6. Il ressort des pièces du dossier que M. A est entré irrégulièrement en France en 2018 et a fait l'objet d'un arrêté lui faisant obligation de quitter le territoire le 22 novembre 2021. M. A fait valoir qu'il est en couple avec une ressortissante camerounaise ayant obtenu le statut de réfugiée et qu'ils sont parents d'une enfant née le 1er novembre 2021. Il se borne toutefois à produire des attestations de compte bancaire et d'assurance " habitation " postérieures à la décision attaquée pour étayer sa communauté de vie et des tickets de caisse, ordres de virement à la mère de sa fille, des photos et un certificat d'un médecin postérieur aux décisions attaquées déclarant qu'il assiste aux rendez-vous médicaux infantiles, relativement à sa contribution à l'entretien et l'éducation de sa fille. Lors de son audition du 21 novembre 2021, il a déclaré être célibataire, sans enfant à charge, et être à la charge de sa compagne. En outre, il a également indiqué lors de cette audition que sa famille résidait dans son pays d'origine. Dans ces conditions, les décisions contestées ne portent pas au droit de M. A au respect de sa vie privée et familiale une atteinte disproportionnée par rapport aux buts en vue desquels elles ont été prises. Par suite, les moyens tirés de la méconnaissance des dispositions de l'article L. 423-23 du code de l'entrée et du séjour des étrangers et du droit d'asile et des stipulations de l'article 8 de la convention européenne de sauvegarde des droits de l'homme et des libertés fondamentales doivent être écartés.

7. En cinquième lieu, ainsi qu'il a été dit au point 6, M. A n'établit pas qu'il contribue à l'entretien et l'éducation de son enfant et qu'il entretient avec elle des liens d'une particulière intensité. Par suite, le moyen tiré de la méconnaissance des stipulations du paragraphe 1 de l'article 3 de la convention internationale relative aux droits de l'enfant doit être écarté.

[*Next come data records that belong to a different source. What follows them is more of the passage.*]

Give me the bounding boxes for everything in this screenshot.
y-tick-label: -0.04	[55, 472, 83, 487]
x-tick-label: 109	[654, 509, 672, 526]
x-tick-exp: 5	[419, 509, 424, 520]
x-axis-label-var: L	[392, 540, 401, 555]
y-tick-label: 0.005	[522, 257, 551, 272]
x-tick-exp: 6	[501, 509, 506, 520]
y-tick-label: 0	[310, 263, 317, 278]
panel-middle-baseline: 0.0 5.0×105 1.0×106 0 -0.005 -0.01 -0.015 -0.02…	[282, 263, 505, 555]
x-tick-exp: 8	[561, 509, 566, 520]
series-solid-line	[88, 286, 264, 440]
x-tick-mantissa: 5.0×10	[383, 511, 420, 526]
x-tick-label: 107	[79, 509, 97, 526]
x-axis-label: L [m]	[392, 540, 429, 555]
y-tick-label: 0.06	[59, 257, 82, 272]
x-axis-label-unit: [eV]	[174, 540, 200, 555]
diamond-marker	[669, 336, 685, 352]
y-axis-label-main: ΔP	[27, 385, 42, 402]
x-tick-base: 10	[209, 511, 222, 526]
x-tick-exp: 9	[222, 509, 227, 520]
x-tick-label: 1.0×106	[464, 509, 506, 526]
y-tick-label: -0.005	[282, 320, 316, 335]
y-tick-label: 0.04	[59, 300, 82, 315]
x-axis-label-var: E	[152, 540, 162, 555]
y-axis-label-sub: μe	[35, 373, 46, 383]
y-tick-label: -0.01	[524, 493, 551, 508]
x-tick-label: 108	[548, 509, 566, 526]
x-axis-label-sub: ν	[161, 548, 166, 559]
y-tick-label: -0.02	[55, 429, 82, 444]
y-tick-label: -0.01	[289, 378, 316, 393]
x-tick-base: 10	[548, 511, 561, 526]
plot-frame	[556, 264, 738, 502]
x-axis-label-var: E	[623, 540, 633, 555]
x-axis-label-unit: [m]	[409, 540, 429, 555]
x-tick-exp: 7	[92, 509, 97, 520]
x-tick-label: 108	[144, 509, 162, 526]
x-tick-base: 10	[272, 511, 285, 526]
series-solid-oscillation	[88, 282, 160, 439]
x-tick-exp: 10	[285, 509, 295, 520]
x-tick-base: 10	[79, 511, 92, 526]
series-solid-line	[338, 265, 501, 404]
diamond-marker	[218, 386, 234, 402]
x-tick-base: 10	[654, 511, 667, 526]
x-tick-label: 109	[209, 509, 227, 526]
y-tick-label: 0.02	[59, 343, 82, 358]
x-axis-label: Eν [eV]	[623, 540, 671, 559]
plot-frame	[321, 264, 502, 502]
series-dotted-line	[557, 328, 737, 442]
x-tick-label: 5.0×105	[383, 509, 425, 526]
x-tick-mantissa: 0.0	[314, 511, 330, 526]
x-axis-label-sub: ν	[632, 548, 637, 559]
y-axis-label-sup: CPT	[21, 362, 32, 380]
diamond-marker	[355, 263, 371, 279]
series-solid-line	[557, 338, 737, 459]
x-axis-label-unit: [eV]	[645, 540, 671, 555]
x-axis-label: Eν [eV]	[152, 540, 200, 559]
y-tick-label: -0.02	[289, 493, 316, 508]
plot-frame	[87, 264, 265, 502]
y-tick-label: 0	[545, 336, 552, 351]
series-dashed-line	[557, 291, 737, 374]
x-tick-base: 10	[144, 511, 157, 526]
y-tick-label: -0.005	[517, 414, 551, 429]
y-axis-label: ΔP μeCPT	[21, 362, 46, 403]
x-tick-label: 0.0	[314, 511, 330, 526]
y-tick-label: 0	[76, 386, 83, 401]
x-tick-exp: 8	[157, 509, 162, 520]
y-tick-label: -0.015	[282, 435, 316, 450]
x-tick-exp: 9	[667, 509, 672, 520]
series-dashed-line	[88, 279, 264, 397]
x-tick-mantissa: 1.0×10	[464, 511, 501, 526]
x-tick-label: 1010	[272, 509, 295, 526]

8. En dernier lieu, pour les motifs exposés aux points 6 et 7, M. A n'est pas fondé à soutenir que les décisions attaquées sont entachées d'une erreur manifeste d'appréciation.

9. Il résulte de tout ce qui précède que M. A n'est pas fondé à demander l'annulation des décisions du préfet du Nord en date du 12 mai 2022. Ses conclusions à fin d'annulation doivent dès lors être rejetées, ainsi que, par voie de conséquence, ses conclusions à fin d'injonction et celles qu'il a présentées au titre des articles L. 761-1 du code de justice administrative et 37 de la loi du 10 juillet 1991 susvisée, relative à l'aide juridique.

DÉCIDE :

Article 1er : La requête de M. A est rejetée.

Article 2 : Le présent jugement sera notifié à M. C A, à Me Émilie Dewaele et au préfet du Nord.

Délibéré après l'audience du 7 mars 2024, à laquelle siégeaient :

- M. Lemaire, président,

- Mme Courtois, première conseillère,

- Mme Jaur, première conseillère.

Rendu public par mise à disposition au greffe le 28 mars 2024.

La rapporteure,

Signé

A. JAURLe président,

Signé

O. LEMAIRE

La greffière,

Signé

S. RANWEZ

La République mande et ordonne au préfet du Nord en ce qui le concerne ou à tous commissaires de justice à ce requis en ce qui concerne les voies de droit commun contre les parties privées, de pourvoir à l'exécution du présent jugement.